On the regulatory front, Eli Cohen, General Counsel at Centrifuge, suggested that existing partnerships between banks and brokerage firms to redirect cash deposits into interest-bearing funds shouldn’t be considered loopholes in service of yield. “Stablecoin issuers should similarly explore collaborations with providers that can offer yield for their deposits,” he maintained. Yet, he acknowledged the formidable influence of the banking lobby in Washington, which may hinder these initiatives.

As the GENIUS Act reshapes the stablecoin landscape, various companies are likely to find themselves on divergent paths. Mike Maloney, CEO of Incyt, predicted that Circle, which has prioritized compliance over yield programs, might emerge positively positioned due to its regulatory strategy. “While some major issuers face challenges to adapt, Circle’s focus on compliance sets it up well,” he noted.

In contrast, Tether might experience a contraction in its U.S. market access following scrutiny related to transparency, despite holding a balance sheet stature comparable to PayPal.
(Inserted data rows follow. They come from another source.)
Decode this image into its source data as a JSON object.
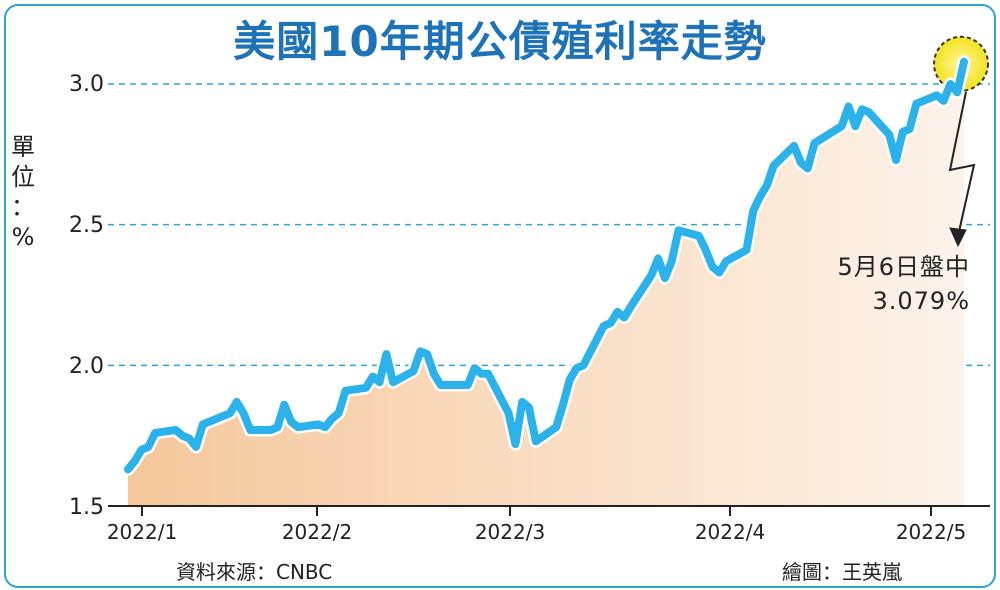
{
  "title": "美國10年期公債殖利率走勢",
  "unit_label": [
    "單",
    "位",
    "：",
    "%"
  ],
  "source": "資料來源：CNBC",
  "credit": "繪圖：王英嵐",
  "annotation": {
    "line1": "5月6日盤中",
    "line2": "3.079%"
  },
  "colors": {
    "line": "#2cb2ea",
    "title": "#1e73b8",
    "grid": "#2aa5d8",
    "fill_left": "#f5c79a",
    "fill_right": "#fdf3ea",
    "highlight": "#f3e11c"
  },
  "chart_data": {
    "type": "area",
    "title": "美國10年期公債殖利率走勢",
    "xlabel": "",
    "ylabel": "單位：%",
    "ylim": [
      1.5,
      3.0
    ],
    "yticks": [
      "1.5",
      "2.0",
      "2.5",
      "3.0"
    ],
    "xticks": [
      "2022/1",
      "2022/2",
      "2022/3",
      "2022/4",
      "2022/5"
    ],
    "grid": "horizontal dashed",
    "x": [
      "2022-01-03",
      "2022-01-04",
      "2022-01-05",
      "2022-01-06",
      "2022-01-07",
      "2022-01-10",
      "2022-01-11",
      "2022-01-12",
      "2022-01-13",
      "2022-01-14",
      "2022-01-18",
      "2022-01-19",
      "2022-01-20",
      "2022-01-21",
      "2022-01-24",
      "2022-01-25",
      "2022-01-26",
      "2022-01-27",
      "2022-01-28",
      "2022-01-31",
      "2022-02-01",
      "2022-02-02",
      "2022-02-03",
      "2022-02-04",
      "2022-02-07",
      "2022-02-08",
      "2022-02-09",
      "2022-02-10",
      "2022-02-11",
      "2022-02-14",
      "2022-02-15",
      "2022-02-16",
      "2022-02-17",
      "2022-02-18",
      "2022-02-22",
      "2022-02-23",
      "2022-02-24",
      "2022-02-25",
      "2022-02-28",
      "2022-03-01",
      "2022-03-02",
      "2022-03-03",
      "2022-03-04",
      "2022-03-07",
      "2022-03-08",
      "2022-03-09",
      "2022-03-10",
      "2022-03-11",
      "2022-03-14",
      "2022-03-15",
      "2022-03-16",
      "2022-03-17",
      "2022-03-18",
      "2022-03-21",
      "2022-03-22",
      "2022-03-23",
      "2022-03-24",
      "2022-03-25",
      "2022-03-28",
      "2022-03-29",
      "2022-03-30",
      "2022-03-31",
      "2022-04-01",
      "2022-04-04",
      "2022-04-05",
      "2022-04-06",
      "2022-04-07",
      "2022-04-08",
      "2022-04-11",
      "2022-04-12",
      "2022-04-13",
      "2022-04-14",
      "2022-04-18",
      "2022-04-19",
      "2022-04-20",
      "2022-04-21",
      "2022-04-22",
      "2022-04-25",
      "2022-04-26",
      "2022-04-27",
      "2022-04-28",
      "2022-04-29",
      "2022-05-02",
      "2022-05-03",
      "2022-05-04",
      "2022-05-05",
      "2022-05-06"
    ],
    "series": [
      {
        "values": [
          1.63,
          1.66,
          1.7,
          1.71,
          1.76,
          1.77,
          1.75,
          1.74,
          1.71,
          1.79,
          1.83,
          1.87,
          1.83,
          1.77,
          1.77,
          1.78,
          1.86,
          1.8,
          1.78,
          1.79,
          1.78,
          1.81,
          1.83,
          1.91,
          1.92,
          1.96,
          1.94,
          2.04,
          1.94,
          1.98,
          2.05,
          2.04,
          1.97,
          1.93,
          1.93,
          1.99,
          1.97,
          1.97,
          1.83,
          1.72,
          1.87,
          1.85,
          1.73,
          1.78,
          1.86,
          1.95,
          1.99,
          2.0,
          2.14,
          2.15,
          2.19,
          2.17,
          2.21,
          2.32,
          2.38,
          2.31,
          2.37,
          2.48,
          2.46,
          2.41,
          2.35,
          2.33,
          2.37,
          2.41,
          2.55,
          2.6,
          2.64,
          2.71,
          2.78,
          2.72,
          2.7,
          2.79,
          2.85,
          2.92,
          2.85,
          2.91,
          2.9,
          2.82,
          2.73,
          2.83,
          2.84,
          2.93,
          2.96,
          2.94,
          3.0,
          2.97,
          3.079
        ]
      }
    ],
    "annotations": [
      {
        "text": "5月6日盤中 3.079%",
        "x": "2022-05-06",
        "y": 3.079
      }
    ]
  }
}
Meanwhile, Ethena seeks to occupy the position left vacant by the 2022 failure of TerraUSD (UST), relying on DeFi’s global framework to offer yields without adhering to GENIUS guidelines.

As the regulatory environment continues to evolve, all eyes will be on how these stablecoin innovations fare against the backdrop of the GENIUS Act and whether they can secure sustained returns for users while navigating the complex legal landscape.